Another highlight: in the downstairs gallery you’ll find Track 9, “Love and Delight,” made up of works from Raymond and Patsy Nasher’s first two decades collecting art—it’s a conspiracy wall of connections. One red thread goes between the curves of Jean (Hans) Arp’s Torso With Buds (Nu aux bourgeons) (1961) and Isamu Noguchi’s Gregory (Effigy) (1945). Another between Andy Warhol’s Portrait of Patsy Nasher (1978) and Jean-Michel Basquiat’s Untitled (1985), sharing a scene more than anything formal, but both lifted up by their proximity. The entire room has these pairings and common reference points.
Both of these tracks are worth seeing on their own, and they’re just two of the ones that Craft has put together. Spend some time with all, and you’ll see the Nasher in a new light. And maybe have something worth remembering.
More Exhibits to Check Out
Liu Xiaodong: Borders
Through May 30
Xiaodong’s documentary paintings capture life on both sides of the Rio Grande—Eagle Pass and Piedras Negras; Laredo and Nuevo Laredo; El Paso and Ciudad Juarez—based on his experiences living among the communities there in 2019.
Shirin Neshat: I Will Greet the Sun Again
The Modern Art Museum of Fort Worth
Through May 16
The Iranian artist—who left her home country in 1975 to go to college in the United States, just ahead of the Islamic Revolution—gets the career retrospective she deserves, three decades of video and photographic work that examine her dislocation from the culture she left and the one she landed in, and the giant space between.
For a Dreamer of Houses
Dallas Museum of Art
Through July 4
It’s maybe the perfect time for an exhibition that explores “the psychological importance of homes,” inspired by philosopher Gaston Bachelard’s The Poetics of Space. Take note, especially, of Chapel, a new acquisition from the Dallas artist Francisco Moreno.
Vishnu: Across Time and Space
Crow Museum of Asian Art
Assembled from the museum’s permanent collection, this exhibition looks at the many different forms taken by the powerful Hindu god, how the various avatars represent the many aspects of the Preserver.

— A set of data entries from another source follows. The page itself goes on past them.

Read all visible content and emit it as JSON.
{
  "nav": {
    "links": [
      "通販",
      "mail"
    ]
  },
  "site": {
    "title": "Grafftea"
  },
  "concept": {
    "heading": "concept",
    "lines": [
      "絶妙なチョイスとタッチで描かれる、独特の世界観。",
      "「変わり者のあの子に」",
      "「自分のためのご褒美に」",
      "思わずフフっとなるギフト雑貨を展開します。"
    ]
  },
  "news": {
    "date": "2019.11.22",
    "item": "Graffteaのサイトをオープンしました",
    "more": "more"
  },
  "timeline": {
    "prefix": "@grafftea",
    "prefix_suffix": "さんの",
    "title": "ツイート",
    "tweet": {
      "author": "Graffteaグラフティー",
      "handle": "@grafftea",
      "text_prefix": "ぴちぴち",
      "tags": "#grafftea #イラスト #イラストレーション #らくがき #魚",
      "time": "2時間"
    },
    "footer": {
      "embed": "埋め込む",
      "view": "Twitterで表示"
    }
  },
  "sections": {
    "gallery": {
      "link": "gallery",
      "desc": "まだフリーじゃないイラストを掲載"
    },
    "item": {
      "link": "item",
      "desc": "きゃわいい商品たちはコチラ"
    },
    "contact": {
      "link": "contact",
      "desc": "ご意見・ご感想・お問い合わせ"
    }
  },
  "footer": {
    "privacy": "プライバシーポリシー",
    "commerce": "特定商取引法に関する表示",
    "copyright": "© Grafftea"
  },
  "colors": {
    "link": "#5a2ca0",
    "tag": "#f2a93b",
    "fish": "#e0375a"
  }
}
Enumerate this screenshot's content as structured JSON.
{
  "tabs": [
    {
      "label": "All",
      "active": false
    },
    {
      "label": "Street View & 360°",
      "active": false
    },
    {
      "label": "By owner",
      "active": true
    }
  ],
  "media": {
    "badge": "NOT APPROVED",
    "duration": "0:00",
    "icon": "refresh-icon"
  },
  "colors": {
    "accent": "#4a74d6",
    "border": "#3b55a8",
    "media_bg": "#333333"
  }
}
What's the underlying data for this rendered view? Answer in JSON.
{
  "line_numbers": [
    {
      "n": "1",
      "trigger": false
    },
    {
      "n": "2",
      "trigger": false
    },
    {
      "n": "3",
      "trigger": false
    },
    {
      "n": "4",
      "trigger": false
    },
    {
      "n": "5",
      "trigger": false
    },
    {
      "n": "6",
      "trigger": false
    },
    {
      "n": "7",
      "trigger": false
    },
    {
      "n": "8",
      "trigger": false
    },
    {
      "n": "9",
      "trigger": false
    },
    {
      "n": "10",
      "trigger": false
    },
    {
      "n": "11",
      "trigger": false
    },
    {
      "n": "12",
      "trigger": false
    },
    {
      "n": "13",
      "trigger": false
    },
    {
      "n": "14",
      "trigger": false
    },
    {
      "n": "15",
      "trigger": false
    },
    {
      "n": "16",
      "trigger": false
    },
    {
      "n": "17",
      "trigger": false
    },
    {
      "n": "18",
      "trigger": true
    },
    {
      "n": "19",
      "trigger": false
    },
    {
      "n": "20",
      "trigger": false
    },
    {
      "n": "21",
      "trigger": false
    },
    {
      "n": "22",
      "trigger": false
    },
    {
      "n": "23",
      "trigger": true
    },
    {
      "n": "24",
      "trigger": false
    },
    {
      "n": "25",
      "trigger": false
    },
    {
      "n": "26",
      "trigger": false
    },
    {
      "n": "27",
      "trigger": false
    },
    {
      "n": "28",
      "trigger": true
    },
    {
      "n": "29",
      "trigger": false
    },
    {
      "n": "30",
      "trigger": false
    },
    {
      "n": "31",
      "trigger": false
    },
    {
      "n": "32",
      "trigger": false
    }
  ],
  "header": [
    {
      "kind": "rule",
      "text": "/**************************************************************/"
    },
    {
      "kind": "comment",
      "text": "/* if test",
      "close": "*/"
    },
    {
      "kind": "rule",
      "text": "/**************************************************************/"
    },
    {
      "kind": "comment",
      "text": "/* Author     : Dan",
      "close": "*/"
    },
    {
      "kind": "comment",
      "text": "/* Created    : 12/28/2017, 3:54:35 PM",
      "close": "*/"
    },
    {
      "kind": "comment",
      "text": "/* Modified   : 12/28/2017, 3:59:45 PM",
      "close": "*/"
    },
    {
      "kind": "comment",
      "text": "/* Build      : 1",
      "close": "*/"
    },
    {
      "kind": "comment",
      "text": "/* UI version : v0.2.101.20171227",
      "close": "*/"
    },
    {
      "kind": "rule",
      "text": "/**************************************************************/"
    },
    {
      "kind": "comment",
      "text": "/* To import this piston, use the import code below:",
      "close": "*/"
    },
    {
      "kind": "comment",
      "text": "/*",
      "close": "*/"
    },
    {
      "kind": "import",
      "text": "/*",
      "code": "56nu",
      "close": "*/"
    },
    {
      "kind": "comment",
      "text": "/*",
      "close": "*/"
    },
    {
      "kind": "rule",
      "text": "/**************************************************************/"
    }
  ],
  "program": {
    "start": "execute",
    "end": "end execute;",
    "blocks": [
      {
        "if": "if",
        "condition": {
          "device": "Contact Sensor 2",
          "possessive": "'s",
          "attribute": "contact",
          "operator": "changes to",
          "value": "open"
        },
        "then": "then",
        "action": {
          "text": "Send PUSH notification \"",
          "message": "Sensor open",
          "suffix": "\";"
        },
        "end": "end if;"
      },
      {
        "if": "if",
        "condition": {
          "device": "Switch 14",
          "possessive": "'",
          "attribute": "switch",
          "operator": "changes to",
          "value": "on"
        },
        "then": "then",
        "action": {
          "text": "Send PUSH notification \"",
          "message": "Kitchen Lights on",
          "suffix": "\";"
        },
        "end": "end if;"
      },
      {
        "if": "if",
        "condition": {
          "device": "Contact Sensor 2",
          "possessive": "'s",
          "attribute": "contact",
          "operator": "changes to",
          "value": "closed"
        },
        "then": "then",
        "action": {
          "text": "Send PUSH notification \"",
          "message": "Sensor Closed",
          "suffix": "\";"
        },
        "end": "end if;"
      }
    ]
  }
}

An-My Lê: On Contested Terrain
Amon Carter Museum of American Art
Apr. 18–Aug. 8
The Vietnamese-American photographer gets the first comprehensive survey of her 25-year career, a nationally touring exhibition pulled from her five major bodies of work spent considering the sheer scope of war with unique subtlety.
Divine Spark: Kana Harada
Crow Museum of Asian Art
Jan. 30-Sep. 05
Crafting during covid may have reached new heights, but you can stuff your crepe-paper flowers in a sack, because Tokyo-born, Dallas-based artist Kana Harada puts them to shame. With little more than Super Glue and the kind of foam sheets you’ll find at Michaels, she has spent the pandemic creating ethereal works for a new exhibition at the Crow Museum of Asian Art of The University of Texas at Dallas. Her pieces range from a delicately balanced ikebana floral arrangement, which bursts from a Longaberger basket in shades of hot pink, daisy yellow, and cornflower blue, to the somber single bud of the exhibition’s namesake, Divine Spark (pictured). Emphasizing the light that can be found in times of darkness—and the beauty that can come from the humblest of materials—the works are on view through September 5. It’s Harada’s first solo exhibition at the museum, and it’s the second exhibition in the museum’s new Texas Asian Women Artists Series, a three-year initiative with UTD.